The hush before the storm! Here and there along our front for an hour or two of uproar, the enemy’s guns are flinging over shell-fire, very fierce and concentrat­ed while it lasts, and our guns are answering or shooting before the challenge with the same sudden gusts of fury. But there is nothing systematic in this. It is not the beginning of those great bombardmen­ts which precede infantry battles on a wide front after the massing of many batteries. It is only the harassing fire of winter warfare, and there still reigns over our battlefiel­ds a strange, unearthly silence between these bouts of shooting. It has seemed to me during the last few days when I have been up at the front as though Nature herself were in suspense, waiting and watching and listening for the beginning of that conflict of men which is expected before the year grows much older – perhaps before the first crocus thrusts up through the moist leaves, and before there is the first glint of green in the woods. Yesterday it was immensely quiet again along that part of the line where I happened to be. We could see the enemy’s country stretching out before us, slope melting into slope through the mists of the day, and one hill, naked of trees at the top, stark and bluff against the sky, dominating our own countrysid­e with direct observatio­n.

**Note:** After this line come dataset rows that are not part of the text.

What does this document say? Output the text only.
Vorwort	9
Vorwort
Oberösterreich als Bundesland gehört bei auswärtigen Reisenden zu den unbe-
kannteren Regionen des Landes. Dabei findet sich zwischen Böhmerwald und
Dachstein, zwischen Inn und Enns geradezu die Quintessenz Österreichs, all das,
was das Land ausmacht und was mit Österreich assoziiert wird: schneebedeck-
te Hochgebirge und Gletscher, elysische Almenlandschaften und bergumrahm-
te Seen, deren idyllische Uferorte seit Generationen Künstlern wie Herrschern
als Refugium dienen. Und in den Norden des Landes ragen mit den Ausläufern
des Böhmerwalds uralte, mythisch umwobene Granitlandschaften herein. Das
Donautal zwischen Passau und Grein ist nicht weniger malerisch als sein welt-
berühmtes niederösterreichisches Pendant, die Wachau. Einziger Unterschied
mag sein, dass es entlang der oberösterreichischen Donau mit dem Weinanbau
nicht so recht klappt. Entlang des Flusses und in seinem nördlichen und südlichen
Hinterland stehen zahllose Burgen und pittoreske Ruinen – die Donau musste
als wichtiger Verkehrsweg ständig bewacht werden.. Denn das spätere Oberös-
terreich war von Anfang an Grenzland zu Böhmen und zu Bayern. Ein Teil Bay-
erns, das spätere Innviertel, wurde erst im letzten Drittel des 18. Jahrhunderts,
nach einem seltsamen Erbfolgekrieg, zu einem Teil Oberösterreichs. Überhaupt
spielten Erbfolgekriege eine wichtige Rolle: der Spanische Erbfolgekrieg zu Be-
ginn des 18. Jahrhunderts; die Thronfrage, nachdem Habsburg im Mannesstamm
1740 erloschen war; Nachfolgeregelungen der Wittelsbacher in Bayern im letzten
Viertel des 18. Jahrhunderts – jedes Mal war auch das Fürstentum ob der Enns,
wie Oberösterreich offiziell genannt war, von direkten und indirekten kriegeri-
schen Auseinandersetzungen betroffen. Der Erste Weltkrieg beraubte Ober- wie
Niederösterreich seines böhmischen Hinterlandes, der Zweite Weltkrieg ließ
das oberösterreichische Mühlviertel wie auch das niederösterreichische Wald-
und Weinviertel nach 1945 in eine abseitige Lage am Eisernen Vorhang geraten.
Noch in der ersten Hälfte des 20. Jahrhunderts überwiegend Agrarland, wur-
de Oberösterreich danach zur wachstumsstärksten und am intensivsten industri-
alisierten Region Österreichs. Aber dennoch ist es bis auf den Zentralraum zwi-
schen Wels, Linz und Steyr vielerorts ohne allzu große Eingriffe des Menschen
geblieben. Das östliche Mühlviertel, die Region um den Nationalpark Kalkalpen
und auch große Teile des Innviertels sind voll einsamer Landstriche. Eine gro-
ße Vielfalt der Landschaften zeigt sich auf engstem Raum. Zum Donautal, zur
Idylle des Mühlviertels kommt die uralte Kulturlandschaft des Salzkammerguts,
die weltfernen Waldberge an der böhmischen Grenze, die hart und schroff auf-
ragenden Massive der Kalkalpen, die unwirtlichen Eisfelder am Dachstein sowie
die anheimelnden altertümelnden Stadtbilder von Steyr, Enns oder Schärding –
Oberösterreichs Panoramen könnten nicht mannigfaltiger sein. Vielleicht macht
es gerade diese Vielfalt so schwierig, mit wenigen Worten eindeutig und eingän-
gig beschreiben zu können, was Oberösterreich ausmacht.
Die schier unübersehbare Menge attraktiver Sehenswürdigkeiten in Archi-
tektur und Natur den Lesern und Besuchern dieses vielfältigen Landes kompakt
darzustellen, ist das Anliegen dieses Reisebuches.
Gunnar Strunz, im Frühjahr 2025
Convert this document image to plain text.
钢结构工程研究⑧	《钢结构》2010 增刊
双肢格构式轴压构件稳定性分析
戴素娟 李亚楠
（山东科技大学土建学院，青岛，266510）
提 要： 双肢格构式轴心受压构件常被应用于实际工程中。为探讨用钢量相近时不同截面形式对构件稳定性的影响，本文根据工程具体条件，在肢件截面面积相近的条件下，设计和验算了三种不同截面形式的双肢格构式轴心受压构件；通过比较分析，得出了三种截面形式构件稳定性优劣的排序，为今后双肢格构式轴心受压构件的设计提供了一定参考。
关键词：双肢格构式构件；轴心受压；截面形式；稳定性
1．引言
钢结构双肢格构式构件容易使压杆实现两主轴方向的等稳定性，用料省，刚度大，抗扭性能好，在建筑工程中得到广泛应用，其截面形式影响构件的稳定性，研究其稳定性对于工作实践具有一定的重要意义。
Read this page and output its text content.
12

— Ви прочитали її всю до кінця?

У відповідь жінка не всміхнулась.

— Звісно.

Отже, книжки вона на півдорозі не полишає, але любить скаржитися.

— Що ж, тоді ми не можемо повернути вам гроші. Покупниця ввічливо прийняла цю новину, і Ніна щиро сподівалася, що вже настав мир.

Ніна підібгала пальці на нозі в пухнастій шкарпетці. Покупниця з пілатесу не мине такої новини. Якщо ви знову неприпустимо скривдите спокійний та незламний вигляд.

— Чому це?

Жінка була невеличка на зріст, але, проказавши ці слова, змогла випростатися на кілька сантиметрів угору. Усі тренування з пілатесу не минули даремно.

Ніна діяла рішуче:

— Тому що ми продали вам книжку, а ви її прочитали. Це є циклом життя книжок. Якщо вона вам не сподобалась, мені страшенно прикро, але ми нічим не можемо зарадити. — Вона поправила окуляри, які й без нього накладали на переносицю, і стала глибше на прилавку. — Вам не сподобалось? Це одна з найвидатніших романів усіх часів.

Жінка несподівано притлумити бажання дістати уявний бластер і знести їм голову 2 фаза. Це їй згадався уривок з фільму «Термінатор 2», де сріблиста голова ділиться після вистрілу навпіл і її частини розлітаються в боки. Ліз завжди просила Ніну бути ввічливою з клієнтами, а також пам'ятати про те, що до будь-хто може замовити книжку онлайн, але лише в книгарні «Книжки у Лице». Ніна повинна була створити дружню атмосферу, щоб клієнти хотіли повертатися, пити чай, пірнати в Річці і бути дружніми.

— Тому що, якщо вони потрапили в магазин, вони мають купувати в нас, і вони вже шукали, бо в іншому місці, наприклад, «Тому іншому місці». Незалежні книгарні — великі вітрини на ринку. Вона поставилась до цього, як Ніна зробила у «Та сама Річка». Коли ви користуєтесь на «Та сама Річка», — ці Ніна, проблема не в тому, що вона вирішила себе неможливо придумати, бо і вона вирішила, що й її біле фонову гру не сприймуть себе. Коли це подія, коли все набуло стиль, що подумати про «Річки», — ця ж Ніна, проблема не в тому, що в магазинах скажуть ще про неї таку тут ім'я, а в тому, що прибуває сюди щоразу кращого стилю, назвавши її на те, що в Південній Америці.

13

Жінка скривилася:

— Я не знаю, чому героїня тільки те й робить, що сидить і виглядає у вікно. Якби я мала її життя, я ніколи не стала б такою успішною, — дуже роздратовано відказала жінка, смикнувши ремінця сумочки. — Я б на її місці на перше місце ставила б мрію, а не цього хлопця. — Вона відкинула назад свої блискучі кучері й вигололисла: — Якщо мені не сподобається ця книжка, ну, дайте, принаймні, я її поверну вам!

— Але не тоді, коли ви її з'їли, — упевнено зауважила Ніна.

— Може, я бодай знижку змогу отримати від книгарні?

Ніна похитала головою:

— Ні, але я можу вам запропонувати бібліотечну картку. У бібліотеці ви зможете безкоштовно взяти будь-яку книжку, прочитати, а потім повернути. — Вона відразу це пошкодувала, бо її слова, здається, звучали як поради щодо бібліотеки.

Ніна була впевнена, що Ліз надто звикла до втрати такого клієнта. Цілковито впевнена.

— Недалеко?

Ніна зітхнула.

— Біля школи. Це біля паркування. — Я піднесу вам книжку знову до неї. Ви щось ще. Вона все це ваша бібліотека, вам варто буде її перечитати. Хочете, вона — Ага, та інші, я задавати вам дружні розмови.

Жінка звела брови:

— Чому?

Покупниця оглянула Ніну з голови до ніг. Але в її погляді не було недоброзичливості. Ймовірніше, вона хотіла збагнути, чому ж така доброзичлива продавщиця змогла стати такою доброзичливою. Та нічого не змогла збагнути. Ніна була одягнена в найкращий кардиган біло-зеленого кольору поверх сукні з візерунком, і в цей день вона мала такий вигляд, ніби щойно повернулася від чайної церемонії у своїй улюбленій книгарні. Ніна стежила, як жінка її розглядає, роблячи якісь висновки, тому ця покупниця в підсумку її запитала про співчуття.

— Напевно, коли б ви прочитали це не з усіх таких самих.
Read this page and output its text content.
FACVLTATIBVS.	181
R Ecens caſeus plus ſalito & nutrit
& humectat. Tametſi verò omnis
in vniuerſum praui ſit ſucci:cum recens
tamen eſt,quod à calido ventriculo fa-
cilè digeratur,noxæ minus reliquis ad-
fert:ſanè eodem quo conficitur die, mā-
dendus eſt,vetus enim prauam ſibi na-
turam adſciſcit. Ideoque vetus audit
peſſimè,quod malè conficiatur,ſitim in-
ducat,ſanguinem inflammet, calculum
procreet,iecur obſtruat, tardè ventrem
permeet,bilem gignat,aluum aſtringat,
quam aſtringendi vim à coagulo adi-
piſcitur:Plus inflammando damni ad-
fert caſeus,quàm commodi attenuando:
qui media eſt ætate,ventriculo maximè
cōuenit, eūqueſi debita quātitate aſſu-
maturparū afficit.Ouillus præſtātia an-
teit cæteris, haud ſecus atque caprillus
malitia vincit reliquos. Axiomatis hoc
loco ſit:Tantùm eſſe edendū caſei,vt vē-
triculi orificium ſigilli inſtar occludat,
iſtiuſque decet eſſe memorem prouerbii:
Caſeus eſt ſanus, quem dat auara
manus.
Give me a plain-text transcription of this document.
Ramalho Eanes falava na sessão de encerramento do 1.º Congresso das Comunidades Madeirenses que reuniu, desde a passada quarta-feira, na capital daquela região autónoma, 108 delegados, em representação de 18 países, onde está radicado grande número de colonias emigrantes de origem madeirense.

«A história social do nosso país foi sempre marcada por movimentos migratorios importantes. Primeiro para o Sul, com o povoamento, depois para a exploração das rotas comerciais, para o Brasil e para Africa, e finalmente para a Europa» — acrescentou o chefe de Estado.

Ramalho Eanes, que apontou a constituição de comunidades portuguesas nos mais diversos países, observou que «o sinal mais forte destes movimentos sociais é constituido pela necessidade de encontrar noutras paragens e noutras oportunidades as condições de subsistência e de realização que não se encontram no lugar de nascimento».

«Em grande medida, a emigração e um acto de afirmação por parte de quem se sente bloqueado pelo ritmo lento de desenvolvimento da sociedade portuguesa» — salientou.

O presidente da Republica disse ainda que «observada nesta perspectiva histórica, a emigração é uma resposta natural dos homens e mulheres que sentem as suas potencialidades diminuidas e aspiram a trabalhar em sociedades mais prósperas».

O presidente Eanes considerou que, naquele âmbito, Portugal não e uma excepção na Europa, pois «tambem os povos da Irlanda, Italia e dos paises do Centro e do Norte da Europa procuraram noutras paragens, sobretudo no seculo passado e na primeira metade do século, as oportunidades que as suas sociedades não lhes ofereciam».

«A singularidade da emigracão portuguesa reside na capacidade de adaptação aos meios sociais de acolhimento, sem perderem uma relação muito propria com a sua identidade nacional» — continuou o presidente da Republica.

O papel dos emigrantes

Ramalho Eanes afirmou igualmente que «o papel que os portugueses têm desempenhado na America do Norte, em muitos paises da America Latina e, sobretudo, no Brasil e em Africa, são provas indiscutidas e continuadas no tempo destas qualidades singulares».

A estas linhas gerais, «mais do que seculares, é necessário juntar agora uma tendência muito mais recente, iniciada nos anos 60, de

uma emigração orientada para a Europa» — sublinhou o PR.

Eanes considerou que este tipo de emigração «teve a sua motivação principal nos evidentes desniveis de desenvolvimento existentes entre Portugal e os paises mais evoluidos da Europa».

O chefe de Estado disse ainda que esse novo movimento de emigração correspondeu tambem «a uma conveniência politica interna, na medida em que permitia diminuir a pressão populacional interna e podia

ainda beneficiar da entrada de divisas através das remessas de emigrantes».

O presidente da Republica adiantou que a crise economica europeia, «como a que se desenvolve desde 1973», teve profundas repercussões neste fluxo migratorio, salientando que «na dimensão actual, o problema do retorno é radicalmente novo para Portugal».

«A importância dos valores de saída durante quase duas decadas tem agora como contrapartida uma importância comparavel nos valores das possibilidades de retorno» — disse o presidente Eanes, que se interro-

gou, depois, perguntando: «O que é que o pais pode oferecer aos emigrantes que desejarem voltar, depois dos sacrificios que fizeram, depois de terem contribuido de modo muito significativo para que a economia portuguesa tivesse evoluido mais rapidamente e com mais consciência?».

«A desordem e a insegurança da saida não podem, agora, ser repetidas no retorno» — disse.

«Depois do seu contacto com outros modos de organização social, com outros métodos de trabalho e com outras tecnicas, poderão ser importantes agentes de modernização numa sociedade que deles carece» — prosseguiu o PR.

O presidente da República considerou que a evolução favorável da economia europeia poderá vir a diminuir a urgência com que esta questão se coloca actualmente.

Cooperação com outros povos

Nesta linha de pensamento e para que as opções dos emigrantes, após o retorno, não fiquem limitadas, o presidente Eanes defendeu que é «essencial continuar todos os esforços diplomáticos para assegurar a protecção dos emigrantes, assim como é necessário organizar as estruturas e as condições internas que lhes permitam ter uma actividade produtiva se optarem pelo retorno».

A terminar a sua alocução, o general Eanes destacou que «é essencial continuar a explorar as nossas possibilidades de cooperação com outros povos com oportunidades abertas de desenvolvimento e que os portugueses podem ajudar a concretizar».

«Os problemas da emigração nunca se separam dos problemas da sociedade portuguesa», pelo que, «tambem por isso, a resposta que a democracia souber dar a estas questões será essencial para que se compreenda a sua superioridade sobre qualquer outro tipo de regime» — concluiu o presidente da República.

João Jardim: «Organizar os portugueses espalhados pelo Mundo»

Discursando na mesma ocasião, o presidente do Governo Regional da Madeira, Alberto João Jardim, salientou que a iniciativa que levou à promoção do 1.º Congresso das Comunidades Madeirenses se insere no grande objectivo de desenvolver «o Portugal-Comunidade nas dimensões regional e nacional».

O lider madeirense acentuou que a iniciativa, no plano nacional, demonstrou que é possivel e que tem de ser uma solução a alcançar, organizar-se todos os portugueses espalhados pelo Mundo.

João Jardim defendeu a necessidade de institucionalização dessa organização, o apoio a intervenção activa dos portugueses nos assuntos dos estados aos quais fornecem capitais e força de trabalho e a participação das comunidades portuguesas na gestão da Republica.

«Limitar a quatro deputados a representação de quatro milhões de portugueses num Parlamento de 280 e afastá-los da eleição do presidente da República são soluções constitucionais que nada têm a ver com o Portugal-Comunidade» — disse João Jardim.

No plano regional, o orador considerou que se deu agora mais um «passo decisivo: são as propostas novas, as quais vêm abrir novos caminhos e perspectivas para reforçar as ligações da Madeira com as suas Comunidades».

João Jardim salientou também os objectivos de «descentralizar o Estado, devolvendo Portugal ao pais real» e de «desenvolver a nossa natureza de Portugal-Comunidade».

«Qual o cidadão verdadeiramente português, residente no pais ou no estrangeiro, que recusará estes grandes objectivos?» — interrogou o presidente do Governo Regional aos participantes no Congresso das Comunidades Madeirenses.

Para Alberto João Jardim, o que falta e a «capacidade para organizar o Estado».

There were mined villages on the enemy’s side of the line like those on ours. Somewhere in the folds of earth were his guns, and nearer to us the hidden emplacemen­ts of his machinegun­s, and below ground in their dug-outs his men. A menace was there and a secret – the menace of death, the secret of the enemy’s plans, but everywhere that strange silence. Not a gun fired for an hour or more, not a rifle shot. Life seemed to have gone from this land. Nothing moved. No bird sang in the thickets. No smoke curled from the chimneys of villages still standing behind the German lines. It was all dead and still. Only the wind stirred in the rank grass that grows over old wheat fields, and a little tremor of life in the wet earth and the trees that are waiting for the spring. In this hush the very wind, soft and warm yesterday over these battlefiel­ds, seemed to bold its breath, expectant of the thing that one day soon will break the spell of silence and shock the sky with noise. Some men of ours came winding over a grassy track to a pile of old ruins on a high slope. After their march they sat down in a ditch with their packs against a broken wall and lit their cigarettes at the journey’s end not far from the enemy. “WHAT WILL THE ENEMY DO?“

An officer came and stood by my side and looked over the enemy’s lines. “When is this battle going to begin?” he asked, by way of opening the conversati­on. I said, “What battle? It looks as though the war had ended.” “Yes,” he answered with a queer smile in his eyes, “I have seen this sort of thing before. It’s what you might call the hush before the storm.” He was with a company of London men relieving another crowd. “Write something good about us,” said one of them with a grin, and I said, “I’m always writing something good about you, because I come from the same old town, and because you have done as well as we all knew you would.” “Well, don’t forget the London Rangers,” said the boy.